We are left to draw some basic conclusions about this contrast. False ways are those that are not in keeping with God’s precepts. In other words, there are things in life that we face all the time. We hear things; we think things; we view things; we experience things; we learn things. There must be some kind of evaluation made by us as to whether those things are in keeping with God’s precepts, or not.

This contrast should be intentionally considered. The reason for this is, at the very least, because we live in a world where the lines between right and wrong are trying to be blurred, or erased altogether. Issues of morality are becoming fewer and fewer; while “tolerance” and “acceptance” are being trumpeted more and more. Even within Christianity, many immoral practices are being excused and shoved under the umbrella of God’s grace. Yet those practices are against God’s Word. They are not in conformity to God’s ways.
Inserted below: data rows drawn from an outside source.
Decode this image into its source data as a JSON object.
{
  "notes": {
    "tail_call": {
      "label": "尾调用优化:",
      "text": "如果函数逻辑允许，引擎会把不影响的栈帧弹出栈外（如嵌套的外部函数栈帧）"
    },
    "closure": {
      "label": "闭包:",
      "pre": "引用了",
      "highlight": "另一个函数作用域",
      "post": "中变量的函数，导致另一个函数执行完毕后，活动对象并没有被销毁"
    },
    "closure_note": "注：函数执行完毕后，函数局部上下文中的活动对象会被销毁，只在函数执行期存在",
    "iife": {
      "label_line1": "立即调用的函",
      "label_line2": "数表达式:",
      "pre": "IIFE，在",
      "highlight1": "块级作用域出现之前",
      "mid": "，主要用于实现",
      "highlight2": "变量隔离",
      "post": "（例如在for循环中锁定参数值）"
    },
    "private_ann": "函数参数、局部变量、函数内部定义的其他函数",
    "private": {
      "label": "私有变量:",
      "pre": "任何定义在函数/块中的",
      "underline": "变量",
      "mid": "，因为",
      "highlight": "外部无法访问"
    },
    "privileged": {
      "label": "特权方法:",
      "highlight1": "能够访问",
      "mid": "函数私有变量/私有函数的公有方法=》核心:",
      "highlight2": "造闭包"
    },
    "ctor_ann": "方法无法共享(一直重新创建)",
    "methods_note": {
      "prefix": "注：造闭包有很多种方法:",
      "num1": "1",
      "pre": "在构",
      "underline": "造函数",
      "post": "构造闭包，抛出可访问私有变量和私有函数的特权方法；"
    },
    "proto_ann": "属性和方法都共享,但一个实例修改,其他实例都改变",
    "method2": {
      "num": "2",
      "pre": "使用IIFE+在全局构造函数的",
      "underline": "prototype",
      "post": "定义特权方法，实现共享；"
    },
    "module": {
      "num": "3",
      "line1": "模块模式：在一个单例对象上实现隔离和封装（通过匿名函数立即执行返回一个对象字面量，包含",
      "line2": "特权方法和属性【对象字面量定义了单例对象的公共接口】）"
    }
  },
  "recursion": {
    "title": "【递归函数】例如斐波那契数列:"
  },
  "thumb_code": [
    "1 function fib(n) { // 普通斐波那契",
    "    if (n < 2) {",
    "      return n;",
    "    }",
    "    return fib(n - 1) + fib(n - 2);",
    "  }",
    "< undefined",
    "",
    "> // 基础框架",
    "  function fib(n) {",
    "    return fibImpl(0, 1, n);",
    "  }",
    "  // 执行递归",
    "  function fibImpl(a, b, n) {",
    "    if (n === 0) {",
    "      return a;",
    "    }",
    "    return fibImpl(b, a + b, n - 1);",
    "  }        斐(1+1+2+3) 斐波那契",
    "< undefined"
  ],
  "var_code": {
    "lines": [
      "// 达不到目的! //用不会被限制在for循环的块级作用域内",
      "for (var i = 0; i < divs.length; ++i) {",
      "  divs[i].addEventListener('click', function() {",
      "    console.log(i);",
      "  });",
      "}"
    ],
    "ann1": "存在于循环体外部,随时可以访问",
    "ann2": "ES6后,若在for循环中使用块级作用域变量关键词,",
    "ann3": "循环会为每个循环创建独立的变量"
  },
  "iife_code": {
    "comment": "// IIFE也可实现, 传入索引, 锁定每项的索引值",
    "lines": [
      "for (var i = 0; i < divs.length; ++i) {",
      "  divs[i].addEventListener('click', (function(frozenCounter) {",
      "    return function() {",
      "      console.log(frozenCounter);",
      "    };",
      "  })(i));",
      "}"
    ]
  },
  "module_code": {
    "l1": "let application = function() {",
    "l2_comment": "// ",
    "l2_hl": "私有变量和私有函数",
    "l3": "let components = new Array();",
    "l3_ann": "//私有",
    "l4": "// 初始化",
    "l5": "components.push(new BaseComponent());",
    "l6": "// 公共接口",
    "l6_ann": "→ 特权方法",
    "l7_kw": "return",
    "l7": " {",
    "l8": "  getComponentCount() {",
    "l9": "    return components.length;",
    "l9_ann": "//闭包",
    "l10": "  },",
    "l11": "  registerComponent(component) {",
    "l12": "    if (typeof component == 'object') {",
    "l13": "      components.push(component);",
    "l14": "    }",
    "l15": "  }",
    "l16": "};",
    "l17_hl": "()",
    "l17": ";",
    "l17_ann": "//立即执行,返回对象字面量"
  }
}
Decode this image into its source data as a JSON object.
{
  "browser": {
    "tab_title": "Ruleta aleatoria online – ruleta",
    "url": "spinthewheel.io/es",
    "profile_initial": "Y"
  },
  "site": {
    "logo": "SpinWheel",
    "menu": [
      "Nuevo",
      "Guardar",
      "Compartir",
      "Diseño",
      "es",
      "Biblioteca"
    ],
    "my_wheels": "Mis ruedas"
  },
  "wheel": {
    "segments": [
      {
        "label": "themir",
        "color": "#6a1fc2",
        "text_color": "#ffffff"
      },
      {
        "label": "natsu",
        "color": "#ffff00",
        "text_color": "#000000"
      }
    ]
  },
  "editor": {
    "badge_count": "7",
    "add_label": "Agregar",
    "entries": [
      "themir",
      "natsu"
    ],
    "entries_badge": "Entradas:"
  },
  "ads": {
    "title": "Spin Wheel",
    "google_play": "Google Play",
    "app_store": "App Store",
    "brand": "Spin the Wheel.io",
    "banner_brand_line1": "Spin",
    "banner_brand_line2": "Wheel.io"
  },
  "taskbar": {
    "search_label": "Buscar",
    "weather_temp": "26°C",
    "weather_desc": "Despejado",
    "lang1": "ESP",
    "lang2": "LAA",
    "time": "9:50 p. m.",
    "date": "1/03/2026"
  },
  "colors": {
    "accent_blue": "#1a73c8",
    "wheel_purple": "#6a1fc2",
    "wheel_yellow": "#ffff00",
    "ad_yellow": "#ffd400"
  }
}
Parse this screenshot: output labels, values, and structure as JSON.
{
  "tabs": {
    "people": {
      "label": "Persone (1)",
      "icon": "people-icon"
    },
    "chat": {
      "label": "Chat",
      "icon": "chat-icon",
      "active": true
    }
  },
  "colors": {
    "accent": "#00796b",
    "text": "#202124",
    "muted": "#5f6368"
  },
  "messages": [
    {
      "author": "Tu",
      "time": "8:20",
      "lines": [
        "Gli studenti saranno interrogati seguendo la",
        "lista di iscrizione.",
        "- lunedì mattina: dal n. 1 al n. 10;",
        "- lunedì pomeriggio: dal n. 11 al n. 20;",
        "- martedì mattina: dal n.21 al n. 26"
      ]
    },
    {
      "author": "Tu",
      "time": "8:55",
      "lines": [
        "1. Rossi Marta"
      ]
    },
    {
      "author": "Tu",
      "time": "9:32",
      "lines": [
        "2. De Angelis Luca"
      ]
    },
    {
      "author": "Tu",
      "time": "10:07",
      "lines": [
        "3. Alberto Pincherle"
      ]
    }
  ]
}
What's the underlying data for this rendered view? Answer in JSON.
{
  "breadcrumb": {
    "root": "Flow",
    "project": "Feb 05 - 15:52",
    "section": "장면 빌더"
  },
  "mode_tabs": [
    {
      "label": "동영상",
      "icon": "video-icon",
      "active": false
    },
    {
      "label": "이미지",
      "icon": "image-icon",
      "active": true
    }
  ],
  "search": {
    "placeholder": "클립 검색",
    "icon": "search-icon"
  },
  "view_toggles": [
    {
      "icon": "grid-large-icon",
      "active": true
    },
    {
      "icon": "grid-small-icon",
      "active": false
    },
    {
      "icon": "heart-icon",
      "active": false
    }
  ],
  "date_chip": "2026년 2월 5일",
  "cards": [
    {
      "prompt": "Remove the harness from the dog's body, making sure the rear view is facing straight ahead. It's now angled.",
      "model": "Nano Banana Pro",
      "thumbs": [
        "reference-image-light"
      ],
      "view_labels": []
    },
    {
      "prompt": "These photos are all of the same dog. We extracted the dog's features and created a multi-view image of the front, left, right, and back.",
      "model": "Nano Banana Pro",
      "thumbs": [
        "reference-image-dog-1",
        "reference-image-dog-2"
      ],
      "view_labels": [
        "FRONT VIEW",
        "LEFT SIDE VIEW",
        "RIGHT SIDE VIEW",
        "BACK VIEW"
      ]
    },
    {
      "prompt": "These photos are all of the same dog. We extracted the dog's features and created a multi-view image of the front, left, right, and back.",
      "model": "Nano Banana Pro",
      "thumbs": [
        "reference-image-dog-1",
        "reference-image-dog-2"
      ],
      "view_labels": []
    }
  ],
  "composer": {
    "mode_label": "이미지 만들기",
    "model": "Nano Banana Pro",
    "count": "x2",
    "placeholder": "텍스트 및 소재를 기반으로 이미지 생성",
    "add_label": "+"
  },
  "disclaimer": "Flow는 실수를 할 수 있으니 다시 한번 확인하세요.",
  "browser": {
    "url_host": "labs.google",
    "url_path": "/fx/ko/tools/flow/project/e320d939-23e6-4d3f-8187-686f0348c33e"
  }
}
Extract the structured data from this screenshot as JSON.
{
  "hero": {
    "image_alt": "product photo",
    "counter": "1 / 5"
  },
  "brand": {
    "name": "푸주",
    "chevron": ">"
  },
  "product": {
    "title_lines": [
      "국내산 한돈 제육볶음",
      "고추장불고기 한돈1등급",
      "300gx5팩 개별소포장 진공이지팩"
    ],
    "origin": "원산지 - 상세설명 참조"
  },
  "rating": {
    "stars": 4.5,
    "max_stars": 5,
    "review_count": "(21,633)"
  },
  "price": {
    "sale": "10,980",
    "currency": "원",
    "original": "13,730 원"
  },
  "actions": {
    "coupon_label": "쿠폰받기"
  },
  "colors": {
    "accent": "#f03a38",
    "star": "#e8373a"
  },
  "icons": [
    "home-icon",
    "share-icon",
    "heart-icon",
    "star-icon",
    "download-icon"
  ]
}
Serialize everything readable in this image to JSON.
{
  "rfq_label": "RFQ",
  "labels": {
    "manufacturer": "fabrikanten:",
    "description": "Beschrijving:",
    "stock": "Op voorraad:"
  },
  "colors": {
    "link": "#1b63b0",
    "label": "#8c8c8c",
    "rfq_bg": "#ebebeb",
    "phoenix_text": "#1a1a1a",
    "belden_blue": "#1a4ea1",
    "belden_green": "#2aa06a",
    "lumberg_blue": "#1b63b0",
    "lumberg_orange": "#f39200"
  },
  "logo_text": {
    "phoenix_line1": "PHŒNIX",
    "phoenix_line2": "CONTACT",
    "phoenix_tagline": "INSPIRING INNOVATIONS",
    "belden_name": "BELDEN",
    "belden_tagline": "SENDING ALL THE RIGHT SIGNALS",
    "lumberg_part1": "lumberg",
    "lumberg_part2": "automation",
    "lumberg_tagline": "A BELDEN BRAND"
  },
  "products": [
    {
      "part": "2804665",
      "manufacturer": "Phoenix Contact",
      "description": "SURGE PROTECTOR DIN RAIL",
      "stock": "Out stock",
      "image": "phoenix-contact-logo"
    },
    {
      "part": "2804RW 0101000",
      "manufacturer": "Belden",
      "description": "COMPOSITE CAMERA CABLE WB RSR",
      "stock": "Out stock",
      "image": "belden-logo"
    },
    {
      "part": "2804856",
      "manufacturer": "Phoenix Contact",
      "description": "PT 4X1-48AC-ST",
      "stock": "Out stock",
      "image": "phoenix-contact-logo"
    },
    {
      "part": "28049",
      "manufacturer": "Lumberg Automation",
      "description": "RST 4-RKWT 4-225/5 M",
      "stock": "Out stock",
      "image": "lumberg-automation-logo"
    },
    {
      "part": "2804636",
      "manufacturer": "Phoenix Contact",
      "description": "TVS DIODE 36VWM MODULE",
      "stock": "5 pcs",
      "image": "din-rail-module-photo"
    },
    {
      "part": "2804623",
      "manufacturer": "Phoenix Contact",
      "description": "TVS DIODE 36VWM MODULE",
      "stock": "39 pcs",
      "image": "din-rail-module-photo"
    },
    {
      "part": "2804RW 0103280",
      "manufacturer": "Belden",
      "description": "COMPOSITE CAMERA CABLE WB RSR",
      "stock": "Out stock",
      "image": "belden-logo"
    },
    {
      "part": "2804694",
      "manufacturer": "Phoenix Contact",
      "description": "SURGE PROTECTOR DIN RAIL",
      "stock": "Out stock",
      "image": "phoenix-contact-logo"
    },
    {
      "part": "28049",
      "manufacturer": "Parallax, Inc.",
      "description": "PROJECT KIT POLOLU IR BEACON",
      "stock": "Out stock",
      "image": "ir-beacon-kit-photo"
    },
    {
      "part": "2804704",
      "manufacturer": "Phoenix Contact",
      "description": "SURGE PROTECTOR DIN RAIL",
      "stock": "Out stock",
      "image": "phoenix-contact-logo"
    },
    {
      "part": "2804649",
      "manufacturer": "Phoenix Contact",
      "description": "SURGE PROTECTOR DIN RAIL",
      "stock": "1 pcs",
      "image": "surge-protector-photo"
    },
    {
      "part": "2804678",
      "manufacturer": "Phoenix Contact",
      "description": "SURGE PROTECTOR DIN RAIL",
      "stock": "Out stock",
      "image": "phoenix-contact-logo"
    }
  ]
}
Just because something is not explicitly stated in the Scriptures as evil, immoral, or sinful does not mean that God does not have an opinion on them. There is an expectation that we will be able to discern God’s mind on those issues, based not on an explicit command or prohibition, but based on the general character of God our Father. This evaluation process is important in our Spiritual growth. God does not desire us to simply rest on the explicit commands or prohibitions, but to think critically and biblically through all of life’s issues, based on the truths and principles of God’s Word.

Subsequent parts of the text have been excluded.